Personal information
- Full name: Charles Berry Parsons
- Born: 24 August 1903 Numurkah, Victoria
- Died: 12 July 1965 (aged 61) Warracknabeal, Victoria
- Original team: Warracknabeal
- Height: 183 cm (6 ft 0 in)
- Weight: 81 kg (179 lb)

Playing career^{1}
- Years: Club / Games (Goals)
- 1929–1930: Carlton / 33 (0)
- 1931–1934: Sturt / 65 (7)
- 1935: Claremont / 3 (2)

Representative team honours
- Years: Team / Games (Goals)
- South Australia / 8
- ^{1} Playing statistics correct to the end of 1935.

= Charlie Parsons (footballer) =

Australian rules footballer

Charles Berry Parsons (24 August 1903 – 12 July 1965) was an Australian rules footballer who played with Carlton in the Victorian Football League (VFL).

==Family==
The son of Edward Charles Parsons (1870–1938), and Clarissa Helen Wright (1871–1946), née Wright, Charles Berry Parsons was born at Numurkah, Victoria on 24 August 1903.
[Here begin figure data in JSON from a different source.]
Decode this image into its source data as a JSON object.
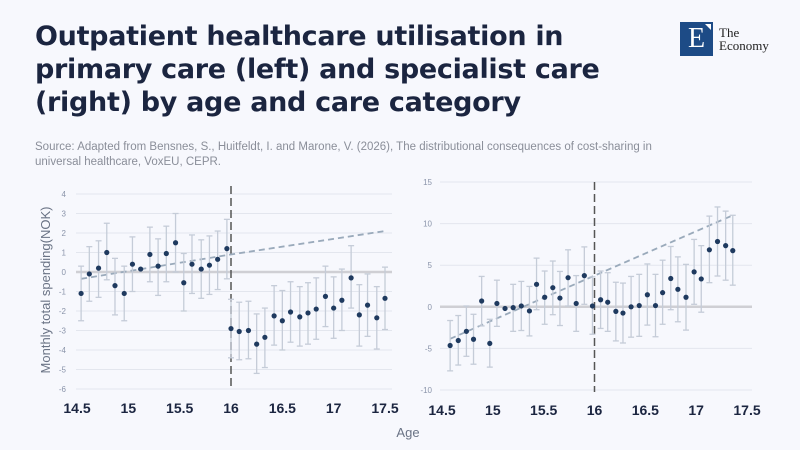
{
  "header": {
    "title": "Outpatient healthcare utilisation in primary care (left) and specialist care (right) by age and care category",
    "source": "Source: Adapted from Bensnes, S., Huitfeldt, I. and Marone, V. (2026), The distributional consequences of cost-sharing in universal healthcare, VoxEU, CEPR.",
    "logo_text": [
      "The",
      "Economy"
    ],
    "logo_letter": "E"
  },
  "colors": {
    "point": "#1f3a5f",
    "errorbar": "#c5ccd8",
    "trend": "#9aaabb",
    "cutoff": "#555555",
    "title": "#1b2540",
    "logo": "#1d4b86"
  },
  "chart_data": [
    {
      "type": "scatter",
      "panel": "left",
      "ylabel": "Monthly total spending(NOK)",
      "xlabel": "Age",
      "xlim": [
        14.5,
        17.5
      ],
      "ylim": [
        -6,
        4
      ],
      "xticks": [
        "14.5",
        "15",
        "15.5",
        "16",
        "16.5",
        "17",
        "17.5"
      ],
      "yticks": [
        "4",
        "3",
        "2",
        "1",
        "0",
        "-1",
        "-2",
        "-3",
        "-4",
        "-5",
        "-6"
      ],
      "cutoff": 16,
      "grid": true,
      "points": [
        [
          14.54,
          -1.1,
          -2.5,
          0.3
        ],
        [
          14.62,
          -0.1,
          -1.5,
          1.3
        ],
        [
          14.71,
          0.2,
          -1.3,
          1.6
        ],
        [
          14.79,
          1.0,
          -0.4,
          2.5
        ],
        [
          14.87,
          -0.7,
          -2.2,
          0.7
        ],
        [
          14.96,
          -1.1,
          -2.5,
          0.3
        ],
        [
          15.04,
          0.4,
          -1.0,
          1.8
        ],
        [
          15.12,
          0.15,
          0.15,
          0.15
        ],
        [
          15.21,
          0.9,
          -0.5,
          2.3
        ],
        [
          15.29,
          0.3,
          -1.2,
          1.7
        ],
        [
          15.37,
          0.95,
          -0.5,
          2.35
        ],
        [
          15.46,
          1.5,
          0.0,
          3.0
        ],
        [
          15.54,
          -0.55,
          -2.0,
          0.95
        ],
        [
          15.62,
          0.4,
          -1.1,
          1.9
        ],
        [
          15.71,
          0.15,
          -1.35,
          1.65
        ],
        [
          15.79,
          0.35,
          -1.15,
          1.85
        ],
        [
          15.87,
          0.65,
          -0.9,
          2.1
        ],
        [
          15.96,
          1.2,
          -0.35,
          2.7
        ],
        [
          16.0,
          -2.9,
          -4.4,
          -1.4
        ],
        [
          16.08,
          -3.05,
          -4.5,
          -1.55
        ],
        [
          16.17,
          -3.0,
          -4.45,
          -1.5
        ],
        [
          16.25,
          -3.7,
          -5.2,
          -2.15
        ],
        [
          16.33,
          -3.35,
          -4.9,
          -1.85
        ],
        [
          16.42,
          -2.25,
          -3.75,
          -0.7
        ],
        [
          16.5,
          -2.5,
          -4.0,
          -0.95
        ],
        [
          16.58,
          -2.05,
          -3.6,
          -0.5
        ],
        [
          16.67,
          -2.3,
          -3.8,
          -0.75
        ],
        [
          16.75,
          -2.1,
          -3.7,
          -0.55
        ],
        [
          16.83,
          -1.9,
          -3.45,
          -0.3
        ],
        [
          16.92,
          -1.25,
          -2.8,
          0.3
        ],
        [
          17.0,
          -1.85,
          -3.4,
          -0.25
        ],
        [
          17.08,
          -1.45,
          -3.0,
          0.15
        ],
        [
          17.17,
          -0.3,
          -1.85,
          1.35
        ],
        [
          17.25,
          -2.2,
          -3.8,
          -0.65
        ],
        [
          17.33,
          -1.7,
          -3.3,
          -0.1
        ],
        [
          17.42,
          -2.35,
          -3.95,
          -0.75
        ],
        [
          17.5,
          -1.35,
          -2.95,
          0.25
        ]
      ],
      "trend": [
        [
          14.54,
          -0.35
        ],
        [
          16.0,
          0.9
        ],
        [
          17.5,
          2.1
        ]
      ]
    },
    {
      "type": "scatter",
      "panel": "right",
      "xlabel": "Age",
      "xlim": [
        14.5,
        17.5
      ],
      "ylim": [
        -10,
        15
      ],
      "xticks": [
        "14.5",
        "15",
        "15.5",
        "16",
        "16.5",
        "17",
        "17.5"
      ],
      "yticks": [
        "15",
        "10",
        "5",
        "0",
        "-5",
        "-10"
      ],
      "cutoff": 16,
      "grid": true,
      "points": [
        [
          14.58,
          -4.65,
          -7.7,
          -1.65
        ],
        [
          14.66,
          -4.05,
          -7.0,
          -1.05
        ],
        [
          14.74,
          -2.95,
          -5.95,
          0.1
        ],
        [
          14.81,
          -3.9,
          -6.9,
          -0.9
        ],
        [
          14.89,
          0.7,
          -2.3,
          3.65
        ],
        [
          14.97,
          -4.4,
          -7.25,
          -1.5
        ],
        [
          15.04,
          0.4,
          -2.35,
          3.2
        ],
        [
          15.12,
          -0.2,
          -0.2,
          -0.2
        ],
        [
          15.2,
          -0.1,
          -2.95,
          2.7
        ],
        [
          15.28,
          0.1,
          -2.85,
          3.05
        ],
        [
          15.36,
          -0.5,
          -3.5,
          2.45
        ],
        [
          15.43,
          2.7,
          -0.35,
          5.85
        ],
        [
          15.51,
          1.15,
          -2.1,
          4.3
        ],
        [
          15.59,
          2.3,
          -0.95,
          5.5
        ],
        [
          15.66,
          1.05,
          -2.25,
          4.25
        ],
        [
          15.74,
          3.5,
          0.1,
          6.85
        ],
        [
          15.82,
          0.4,
          -2.95,
          3.75
        ],
        [
          15.9,
          3.75,
          0.3,
          7.2
        ],
        [
          15.98,
          0.1,
          -3.3,
          3.6
        ],
        [
          16.06,
          0.85,
          -2.6,
          4.3
        ],
        [
          16.13,
          0.55,
          -2.95,
          4.1
        ],
        [
          16.21,
          -0.55,
          -4.1,
          2.95
        ],
        [
          16.28,
          -0.75,
          -4.35,
          2.85
        ],
        [
          16.36,
          0.0,
          -3.65,
          3.65
        ],
        [
          16.44,
          0.15,
          -3.55,
          3.9
        ],
        [
          16.52,
          1.45,
          -2.2,
          5.15
        ],
        [
          16.6,
          0.15,
          -3.6,
          3.9
        ],
        [
          16.67,
          1.7,
          -2.1,
          5.6
        ],
        [
          16.75,
          3.4,
          -0.35,
          7.25
        ],
        [
          16.82,
          2.1,
          -1.8,
          6.0
        ],
        [
          16.9,
          1.15,
          -2.8,
          5.1
        ],
        [
          16.98,
          4.2,
          0.3,
          8.1
        ],
        [
          17.05,
          3.35,
          -0.65,
          7.35
        ],
        [
          17.13,
          6.85,
          2.9,
          10.9
        ],
        [
          17.21,
          7.85,
          3.7,
          12.0
        ],
        [
          17.29,
          7.35,
          3.2,
          11.5
        ],
        [
          17.36,
          6.75,
          2.6,
          11.0
        ]
      ],
      "trend": [
        [
          14.58,
          -3.85
        ],
        [
          16.0,
          3.75
        ],
        [
          17.36,
          11.0
        ]
      ]
    }
  ]
}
He married Maude Florence Lydia Bartell (1910–1997) at Perth on 5 October 1935.

==Football==
Renowned for his skill and his scrupulous fairness, he played at the highest level of Australian Rules football in three States — with Carlton in the VFL, with Sturt in the SANFL, and with Claremont in the WANFL — and, also, represented both the VFL and the SANFL in representative matches.

==Military service==
He enlisted in the Second AIF in 1940, and had reached the rank of Lieutenant at the time of his discharge in 1945.

==Death==
He died (suddenly) at his home at Warracknabeal, Victoria on 12 July 1965.